TEINOSUKE KINUGASA: FROM SHADOW TO LIGHT

Curated by Alexander Jacoby and Johan Nordström. Co-organizer: National Film Archive of Japan

The distinguished director Teinosuke Kinugasa (1896-1982) stands in a paradoxical relationship to international cinephilia. Jujiro (Crossways, 1928) was one of the first Japanese films ever to be screened in the West, and Jigokumon (Gate of Hell, 1953) scooped the Palme d’Or at Cannes as Japan’s cinema won a broader global audience. Kurutta ichipeiji (A Page of Madness, 1926) was hailed as an avant-garde masterpiece after its rediscovery in the 1970s. Yet Kinugasa’s wider oeuvre, which spanned more than four decades and comprised more than 100 films, in a rich variety of genres, is still barely known abroad.
Kinugasa entered the film industry as an actor – a female impersonator (onnagata) at a time when women’s roles were still played by men. This biographical fact has particular interest in the light of Yukinojo henge (An Actor’s Revenge, 1935), the protagonist of which is an onnagata in the kabuki theatre. In the early 1920s, as studios moved towards the use of actresses, Kinugasa began his directorial career. During the silent era he worked at Makino Pro, the company established by pioneering filmmaker Shozo Makino, as well as producing his experimental silent films, Kurutta ichipeiji and Jujiro, independently (albeit with some support from Shochiku). Thereafter he worked successively at three of Japan’s major film studios, Shochiku, Toho and Daiei, crafting mainstream films which achieved, at their best, critical prestige as well as commercial success.

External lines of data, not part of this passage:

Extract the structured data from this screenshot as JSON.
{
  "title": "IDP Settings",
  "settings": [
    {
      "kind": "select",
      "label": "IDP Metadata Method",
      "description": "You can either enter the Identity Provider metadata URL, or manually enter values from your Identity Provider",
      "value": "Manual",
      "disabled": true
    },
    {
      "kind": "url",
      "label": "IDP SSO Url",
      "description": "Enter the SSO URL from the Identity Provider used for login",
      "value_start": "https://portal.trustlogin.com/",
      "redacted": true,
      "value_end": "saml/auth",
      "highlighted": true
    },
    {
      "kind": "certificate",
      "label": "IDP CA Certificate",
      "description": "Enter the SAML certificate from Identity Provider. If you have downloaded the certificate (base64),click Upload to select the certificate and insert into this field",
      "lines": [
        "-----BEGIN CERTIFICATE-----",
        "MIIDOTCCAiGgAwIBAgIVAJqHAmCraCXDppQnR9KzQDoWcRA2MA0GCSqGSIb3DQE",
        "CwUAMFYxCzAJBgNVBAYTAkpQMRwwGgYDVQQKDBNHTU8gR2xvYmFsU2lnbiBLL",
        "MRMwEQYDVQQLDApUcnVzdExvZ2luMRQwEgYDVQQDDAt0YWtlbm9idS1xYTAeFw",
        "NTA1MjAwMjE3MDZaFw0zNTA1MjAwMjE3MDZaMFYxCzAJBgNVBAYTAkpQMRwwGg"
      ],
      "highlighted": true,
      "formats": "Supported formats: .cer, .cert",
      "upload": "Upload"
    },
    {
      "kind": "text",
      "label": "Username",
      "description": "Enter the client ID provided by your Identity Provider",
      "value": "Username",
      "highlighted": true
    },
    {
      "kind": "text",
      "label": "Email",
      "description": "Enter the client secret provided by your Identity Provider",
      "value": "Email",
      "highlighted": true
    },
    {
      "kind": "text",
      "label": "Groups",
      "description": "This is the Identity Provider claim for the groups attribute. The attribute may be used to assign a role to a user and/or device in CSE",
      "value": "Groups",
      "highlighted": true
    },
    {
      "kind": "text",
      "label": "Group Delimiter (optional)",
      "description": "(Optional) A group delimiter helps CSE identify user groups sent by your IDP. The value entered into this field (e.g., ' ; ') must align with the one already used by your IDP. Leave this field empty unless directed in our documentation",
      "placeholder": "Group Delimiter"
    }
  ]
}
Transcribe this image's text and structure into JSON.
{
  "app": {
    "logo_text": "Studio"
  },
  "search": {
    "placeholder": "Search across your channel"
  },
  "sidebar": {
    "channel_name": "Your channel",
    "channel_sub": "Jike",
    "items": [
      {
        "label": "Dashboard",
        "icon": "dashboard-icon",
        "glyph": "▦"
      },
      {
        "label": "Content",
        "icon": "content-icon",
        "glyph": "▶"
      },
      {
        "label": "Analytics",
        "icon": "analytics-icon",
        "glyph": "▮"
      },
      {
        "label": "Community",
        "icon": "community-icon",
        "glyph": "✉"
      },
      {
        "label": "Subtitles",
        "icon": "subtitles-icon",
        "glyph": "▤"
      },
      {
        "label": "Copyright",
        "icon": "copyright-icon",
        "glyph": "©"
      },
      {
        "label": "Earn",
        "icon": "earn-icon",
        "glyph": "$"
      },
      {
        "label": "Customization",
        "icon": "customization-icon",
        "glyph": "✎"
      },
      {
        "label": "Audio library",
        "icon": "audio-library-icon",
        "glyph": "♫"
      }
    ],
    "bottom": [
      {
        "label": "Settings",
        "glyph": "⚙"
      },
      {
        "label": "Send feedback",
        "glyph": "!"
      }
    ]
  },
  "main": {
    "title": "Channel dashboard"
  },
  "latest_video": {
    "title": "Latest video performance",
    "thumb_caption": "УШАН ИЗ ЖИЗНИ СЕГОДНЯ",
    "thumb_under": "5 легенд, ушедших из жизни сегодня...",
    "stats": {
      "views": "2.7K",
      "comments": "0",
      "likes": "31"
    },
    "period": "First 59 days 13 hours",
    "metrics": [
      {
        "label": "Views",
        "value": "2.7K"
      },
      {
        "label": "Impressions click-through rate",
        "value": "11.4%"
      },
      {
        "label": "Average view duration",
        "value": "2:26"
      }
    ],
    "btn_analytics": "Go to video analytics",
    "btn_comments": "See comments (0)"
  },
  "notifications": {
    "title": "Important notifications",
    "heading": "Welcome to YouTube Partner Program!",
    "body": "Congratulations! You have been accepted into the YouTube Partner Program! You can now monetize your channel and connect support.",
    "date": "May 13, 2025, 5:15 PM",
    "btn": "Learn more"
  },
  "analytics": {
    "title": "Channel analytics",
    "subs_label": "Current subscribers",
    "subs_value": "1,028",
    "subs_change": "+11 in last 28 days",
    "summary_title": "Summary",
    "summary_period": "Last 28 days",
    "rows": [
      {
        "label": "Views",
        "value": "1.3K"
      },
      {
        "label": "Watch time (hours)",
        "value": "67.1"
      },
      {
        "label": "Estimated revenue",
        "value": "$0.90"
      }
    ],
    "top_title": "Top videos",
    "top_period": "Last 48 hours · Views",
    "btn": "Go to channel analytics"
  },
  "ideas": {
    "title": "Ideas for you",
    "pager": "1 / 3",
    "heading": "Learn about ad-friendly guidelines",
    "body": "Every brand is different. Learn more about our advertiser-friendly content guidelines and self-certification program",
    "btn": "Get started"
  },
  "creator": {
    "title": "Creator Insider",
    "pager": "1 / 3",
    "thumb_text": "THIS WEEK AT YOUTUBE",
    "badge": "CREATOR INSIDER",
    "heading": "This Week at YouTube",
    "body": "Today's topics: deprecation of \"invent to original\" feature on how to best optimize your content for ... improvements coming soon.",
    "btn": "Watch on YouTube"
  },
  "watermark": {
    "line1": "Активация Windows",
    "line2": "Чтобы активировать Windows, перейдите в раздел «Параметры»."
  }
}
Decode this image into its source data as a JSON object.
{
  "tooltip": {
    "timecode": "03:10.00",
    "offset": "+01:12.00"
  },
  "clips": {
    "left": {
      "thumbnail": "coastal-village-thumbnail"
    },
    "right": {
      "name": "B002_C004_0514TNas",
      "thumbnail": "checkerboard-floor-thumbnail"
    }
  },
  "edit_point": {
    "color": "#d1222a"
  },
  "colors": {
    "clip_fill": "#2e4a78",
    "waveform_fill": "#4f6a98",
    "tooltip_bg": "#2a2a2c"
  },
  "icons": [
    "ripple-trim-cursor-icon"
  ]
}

Kinugasa’s work ranges from high-quality literary adaptations, to films about the performing arts, to unusual period dramas that largely eschew violent action in favour of sophisticated historical analysis and intense personal drama. He was an auteur who scripted or coscripted almost all his own films; his Daiei colleague Akinari Suzuki claimed that “Kinugasa’s scripts were not thought out in the mind by a scriptwriter, but visualised in the eyes of a director”. According to another Daiei colleague, screenwriter Kazuo Funahashi, he would physically act out the images he envisaged while his collaborators “desperately tried to commit it all to paper”. As such anecdotes suggest, Kinugasa was an imaginative stylist, whether essaying monochrome expressionism or colour pictorialism. For Japanese critics, he is the master of closeups, as Mizoguchi is the master of long shot. He was also a skilled director of actors, who maintained longstanding collaborations with some of Japan’s greatest stars, including Chojiro Hayashi (later Kazuo Hasegawa) and Fujiko Yamamoto.
Drawing on recent restorations as well as vintage prints, this retrospective will balance the silent classics with neglected works from the sound era, helping a significant body of work to emerge from the shadows of film history.